Essen. . Das junge Paar heiratete im Oktober 1953 in der Kirche am Brandenbusch. Sie ist ein Kind dieser Stadt. Alle vier Kinder kamen im alten Krupp-Krankenhaus zur Welt. 1958 leitete er die Waldthausen-Bank
Bonn und Berlin – das sind die Orte, an denen Richard von Weizsäcker als Berufspolitiker steil aufstieg: vom einfachen Bundestagsabgeordneten zum Bundespräsidenten. Essen hingegen wird in den Nachrufen allenfalls am Rande erwähnt. Völlig zu Unrecht übrigens: Denn hier sollte das Privatleben des jungen Juristen eine ganz neue Wendung nehmen. In Essen lernt er seine Frau Marianne von Kretschmann kennen, hier schreitet er mit ihr am 10. Oktober 1953 in der Kirche am Brandenbusch vor den Traualtar. Und auch alle vier Weizsäcker-Kinder – Robert, Andreas, Marianne Beatrice und Fritz – erblicken in Essen das Licht der Welt.
Der 23. Mai 1984 ist der Tag, an dem der am Samstag verstorbene Altbundespräsident ins höchste Staatsamt gewählt wird. Die WAZ zitiert das Staatsoberhaupt an diesem Tag auf exklusive und feierliche Weise. Er sagt: „Ich grüße über diese Zeitung die Stadt meiner Kinder und meiner Frau. Ich fühle mich Essen sehr verbunden.“
Marianne von Kretschmann, Jahrgang 1932, lernt er am Lagerfeuer nach einer Hubertusjagd kennen.
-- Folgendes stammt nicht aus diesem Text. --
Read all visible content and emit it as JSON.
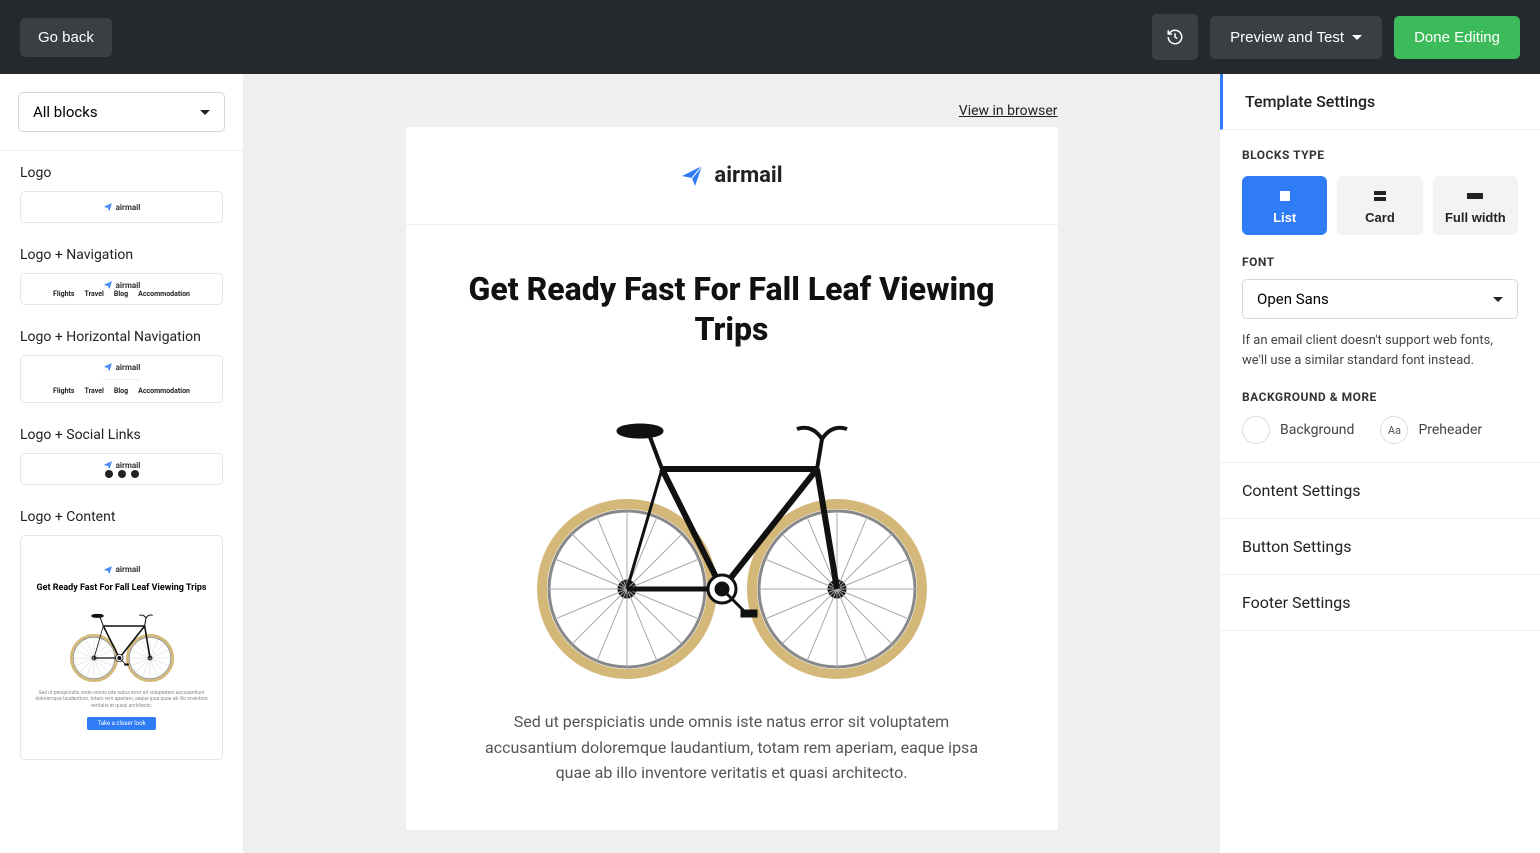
{
  "topbar": {
    "go_back": "Go back",
    "preview_test": "Preview and Test",
    "done_editing": "Done Editing"
  },
  "left": {
    "filter_label": "All blocks",
    "blocks": [
      {
        "label": "Logo"
      },
      {
        "label": "Logo + Navigation"
      },
      {
        "label": "Logo + Horizontal Navigation"
      },
      {
        "label": "Logo + Social Links"
      },
      {
        "label": "Logo + Content"
      }
    ],
    "mini_brand": "airmail",
    "mini_nav_items": [
      "Flights",
      "Travel",
      "Blog",
      "Accommodation"
    ],
    "mini_content_title": "Get Ready Fast For Fall Leaf Viewing Trips",
    "mini_content_body": "Sed ut perspiciatis unde omnis iste natus error sit voluptatem accusantium doloremque laudantium, totam rem aperiam, eaque ipsa quae ab illo inventore veritatis et quasi architecto.",
    "mini_btn": "Take a closer look"
  },
  "canvas": {
    "view_browser": "View in browser",
    "brand": "airmail",
    "headline": "Get Ready Fast For Fall Leaf Viewing Trips",
    "paragraph": "Sed ut perspiciatis unde omnis iste natus error sit voluptatem accusantium doloremque laudantium, totam rem aperiam, eaque ipsa quae ab illo inventore veritatis et quasi architecto."
  },
  "right": {
    "tabs": {
      "template": "Template Settings",
      "content": "Content Settings",
      "button": "Button Settings",
      "footer": "Footer Settings"
    },
    "blocks_type_label": "BLOCKS TYPE",
    "types": [
      {
        "name": "List"
      },
      {
        "name": "Card"
      },
      {
        "name": "Full width"
      }
    ],
    "font_label": "FONT",
    "font_value": "Open Sans",
    "font_note": "If an email client doesn't support web fonts, we'll use a similar standard font instead.",
    "bgmore_label": "BACKGROUND & MORE",
    "bgmore": [
      {
        "label": "Background",
        "glyph": ""
      },
      {
        "label": "Preheader",
        "glyph": "Aa"
      }
    ]
  },
  "colors": {
    "accent": "#2f7cf6",
    "success": "#3dbb5a"
  }
}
Damals ist Weizsäcker junger Gerichtsreferendar in Gelsenkirchen. Seine spätere Braut ist in Bredeney in der Familie des Bankiers Fritz von Waldthausen aufgewachsen. Ihre Mutter Asta von Kretschmann ist von Waldthausens Adoptivtochter. In der Goetheschule erlernt die kleine Marianne das Einmaleins, danach wechselt sie aufs Mädchengymnasium in der Grashofstraße. Eine ihrer Klassenkameradinnen ist übrigens Barbara Heinemann, deren Vater Gustav ebenfalls zum Bundespräsidenten aufsteigen soll.
Es ist eine großbürgerliche, fromme Welt, in der die spätere „First Lady“ in der Villa am Markuspfad aufwächst. Zusammen mit den Krupps, Grillos und Huyssens zählen die von Waldthausens zu den prägenden Familien der aufstrebenden Industriemetropole. Die Familie ist protestantisch geprägt, genauso wie Richard von Weizsäcker, der vor seiner Berufspolitiker-Karriere lange Präsident des Evangelischen Kirchentages ist. Auch in finsterer Zeit – so berichten Kenner der Familie – bleiben die Waldthausens fest im Glauben – und immun gegen die barbarische Nazi-Ideologie.
Von 1950 bis 1958 wirkt Richard von Weizsäcker bei Mannesmann, dann tritt er als persönlich haftender Gesellschafter in die Führung der Waldthausen-Bank in Essen und Düsseldorf ein (bis 1962). „Richard von Weizsäcker war es, der mich nach Essen geholt hat“, berichtet ein ehemaliger Mitarbeiter. Man habe in dem Bankhaus Tür an Tür gearbeitet. „Ab und zu kamen wir nach Feierabend ins Gespräch“, berichtet der Kettwiger. „Dabei fiel mir auf, dass Weizsäcker sich schon mitten im Kalten Krieg für eine Verständigung mit der DDR stark machte.“ Überhaupt hat er ihn als „tollen Chef“ in Erinnerung – brillant und scharfsinnig denkend, präzise und geschliffen formulierend.
Die junge Familie lebt von Mitte der fünfziger bis Anfang der sechziger in der Waldthausen-Villa. Wie sehr Marianne von Weizsäcker an ihrer Heimatstadt hängt, mag man daran ablesen, dass sie alle ihre vier Kinder zwischen 1954 und 1962 im „Arnold-Haus“ der Krupp’schen Krankenanstalten zur Welt bringt. „Und jedes Kind habe ich beim Standesamt Essen persönlich angemeldet“, wird der stolze Vater später zu Protokoll geben.